La PME, locomotive de l’entreprenariat

L’association Jeunes entreprises au Maroc veut favoriser les échanges entre les promoteurs.
L’expérience de l’AFEM dans le développement de l’entreprenariat féminin mise en évidence.

Déterminer les moyens de soutenir les petites et moyennes entreprises dans leurs projets de développement et contribuer à faciliter l’échange d’expérience, le conseil et la collaboration intra-entreprises, tel était l’objectif de la rencontre sur les «programmes d’appui à la PME», organisée le 14 mai à Rabat par l’association Jeunes entreprises au Maroc (JEM), en partenariat avec la Chambre de commerce, d’industrie et de services (CCIS).

Au nom de l’Association des femmes chefs d’entreprises du Maroc (AFEM) qui compte aujourd’hui 650 membres, Fouzia Tarik a longuement évoqué son expérience dans le domaine de l’entreprenariat féminin. Cette association joue en fait un rôle important dans la promotion de l’entreprenariat féminin. Par exemple, les porteuses de projets ne disposant pas de local peuvent être hébergées dans l’un des 6 incubateurs de l’association et bénéficient d’une domiciliation commerciale pour une période de 18 mois, de nombreuses formations, d’une équipe de conseillers techniques permanents, ainsi que d’un accès privilégié à un réseau national et international de femmes chefs d’entreprises.

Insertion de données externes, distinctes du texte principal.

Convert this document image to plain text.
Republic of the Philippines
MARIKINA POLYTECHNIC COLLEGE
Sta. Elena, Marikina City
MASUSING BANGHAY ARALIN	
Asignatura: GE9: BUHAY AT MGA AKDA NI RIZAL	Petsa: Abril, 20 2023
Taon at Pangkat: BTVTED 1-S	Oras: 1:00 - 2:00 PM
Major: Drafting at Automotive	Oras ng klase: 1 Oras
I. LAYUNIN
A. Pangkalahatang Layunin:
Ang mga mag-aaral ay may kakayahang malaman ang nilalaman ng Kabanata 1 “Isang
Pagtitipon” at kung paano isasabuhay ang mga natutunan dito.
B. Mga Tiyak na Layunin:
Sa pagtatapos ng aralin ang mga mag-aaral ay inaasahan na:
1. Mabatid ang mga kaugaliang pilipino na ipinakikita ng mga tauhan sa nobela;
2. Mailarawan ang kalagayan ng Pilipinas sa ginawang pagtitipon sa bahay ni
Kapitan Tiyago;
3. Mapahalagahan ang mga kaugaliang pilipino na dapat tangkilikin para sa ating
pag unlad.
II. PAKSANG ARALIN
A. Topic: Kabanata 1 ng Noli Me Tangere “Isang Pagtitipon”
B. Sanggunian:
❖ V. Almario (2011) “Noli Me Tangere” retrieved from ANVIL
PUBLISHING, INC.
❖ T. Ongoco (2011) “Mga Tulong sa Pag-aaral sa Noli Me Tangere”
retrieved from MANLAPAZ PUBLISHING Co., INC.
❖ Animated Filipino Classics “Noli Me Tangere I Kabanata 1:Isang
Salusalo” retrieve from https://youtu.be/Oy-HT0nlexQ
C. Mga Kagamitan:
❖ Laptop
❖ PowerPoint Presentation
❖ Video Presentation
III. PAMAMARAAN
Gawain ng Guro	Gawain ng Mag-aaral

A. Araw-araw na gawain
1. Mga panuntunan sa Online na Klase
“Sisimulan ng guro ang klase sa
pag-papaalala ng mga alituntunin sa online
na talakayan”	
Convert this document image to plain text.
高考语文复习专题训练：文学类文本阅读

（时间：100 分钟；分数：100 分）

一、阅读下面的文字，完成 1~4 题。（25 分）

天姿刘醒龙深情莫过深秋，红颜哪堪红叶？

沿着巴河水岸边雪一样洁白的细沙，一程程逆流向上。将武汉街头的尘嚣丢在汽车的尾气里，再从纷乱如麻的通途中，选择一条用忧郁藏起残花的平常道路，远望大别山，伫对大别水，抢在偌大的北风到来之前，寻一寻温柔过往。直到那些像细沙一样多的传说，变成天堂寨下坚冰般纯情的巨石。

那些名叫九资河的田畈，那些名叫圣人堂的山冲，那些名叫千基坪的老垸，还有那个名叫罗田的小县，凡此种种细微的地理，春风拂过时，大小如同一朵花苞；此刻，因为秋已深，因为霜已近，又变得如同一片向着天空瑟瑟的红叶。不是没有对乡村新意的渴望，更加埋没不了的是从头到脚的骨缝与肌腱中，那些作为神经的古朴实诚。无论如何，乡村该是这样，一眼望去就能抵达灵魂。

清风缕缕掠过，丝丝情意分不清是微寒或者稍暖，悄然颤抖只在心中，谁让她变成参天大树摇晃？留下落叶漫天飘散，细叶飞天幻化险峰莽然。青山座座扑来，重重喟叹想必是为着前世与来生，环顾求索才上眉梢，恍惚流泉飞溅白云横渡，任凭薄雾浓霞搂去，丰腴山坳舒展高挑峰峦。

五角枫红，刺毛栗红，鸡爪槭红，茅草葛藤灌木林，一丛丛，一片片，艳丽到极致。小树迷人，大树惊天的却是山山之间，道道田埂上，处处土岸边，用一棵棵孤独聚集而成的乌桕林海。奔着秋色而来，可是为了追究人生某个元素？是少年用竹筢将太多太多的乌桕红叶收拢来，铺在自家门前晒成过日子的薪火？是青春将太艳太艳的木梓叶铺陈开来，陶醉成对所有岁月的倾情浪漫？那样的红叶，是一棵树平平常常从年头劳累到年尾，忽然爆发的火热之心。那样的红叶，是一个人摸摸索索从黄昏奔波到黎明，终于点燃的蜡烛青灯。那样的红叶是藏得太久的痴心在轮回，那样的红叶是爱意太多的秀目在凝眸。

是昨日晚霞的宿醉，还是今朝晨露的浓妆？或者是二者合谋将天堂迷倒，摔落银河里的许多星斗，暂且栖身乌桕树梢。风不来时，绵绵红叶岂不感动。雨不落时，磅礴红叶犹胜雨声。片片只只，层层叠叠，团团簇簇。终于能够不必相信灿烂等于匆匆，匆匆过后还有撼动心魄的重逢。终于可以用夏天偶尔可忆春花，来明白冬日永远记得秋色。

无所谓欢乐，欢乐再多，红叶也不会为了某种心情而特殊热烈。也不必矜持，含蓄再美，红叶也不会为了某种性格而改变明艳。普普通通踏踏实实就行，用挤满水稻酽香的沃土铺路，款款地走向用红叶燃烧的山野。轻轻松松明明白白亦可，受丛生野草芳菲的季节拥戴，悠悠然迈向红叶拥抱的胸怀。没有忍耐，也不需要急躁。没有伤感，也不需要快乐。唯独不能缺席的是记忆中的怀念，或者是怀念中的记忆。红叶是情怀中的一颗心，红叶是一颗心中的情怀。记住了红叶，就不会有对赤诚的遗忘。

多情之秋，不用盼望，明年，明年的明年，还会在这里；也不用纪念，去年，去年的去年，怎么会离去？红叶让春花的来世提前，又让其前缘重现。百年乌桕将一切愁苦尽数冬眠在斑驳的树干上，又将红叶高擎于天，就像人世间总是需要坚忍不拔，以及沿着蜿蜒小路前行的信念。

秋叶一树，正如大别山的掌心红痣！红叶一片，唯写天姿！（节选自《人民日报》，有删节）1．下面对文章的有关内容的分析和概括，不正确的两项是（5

Le second projet phare de l’AFEM est le reprofilage, démarche consistant à améliorer l’employabilité et l’insertion professionnelle des jeunes femmes diplômées par le biais de cycles de formation, en alternance avec des stages en entreprise.
Le reprofilage a permis à plus de 120 jeunes filles diplômées au chômage d’être intégrées au sein des entreprises des membres de l’association. A noter que le pourcentage de femmes dirigeant des micros entreprises au Maroc est de 59,3%, contre seulement 56,8% pour les hommes.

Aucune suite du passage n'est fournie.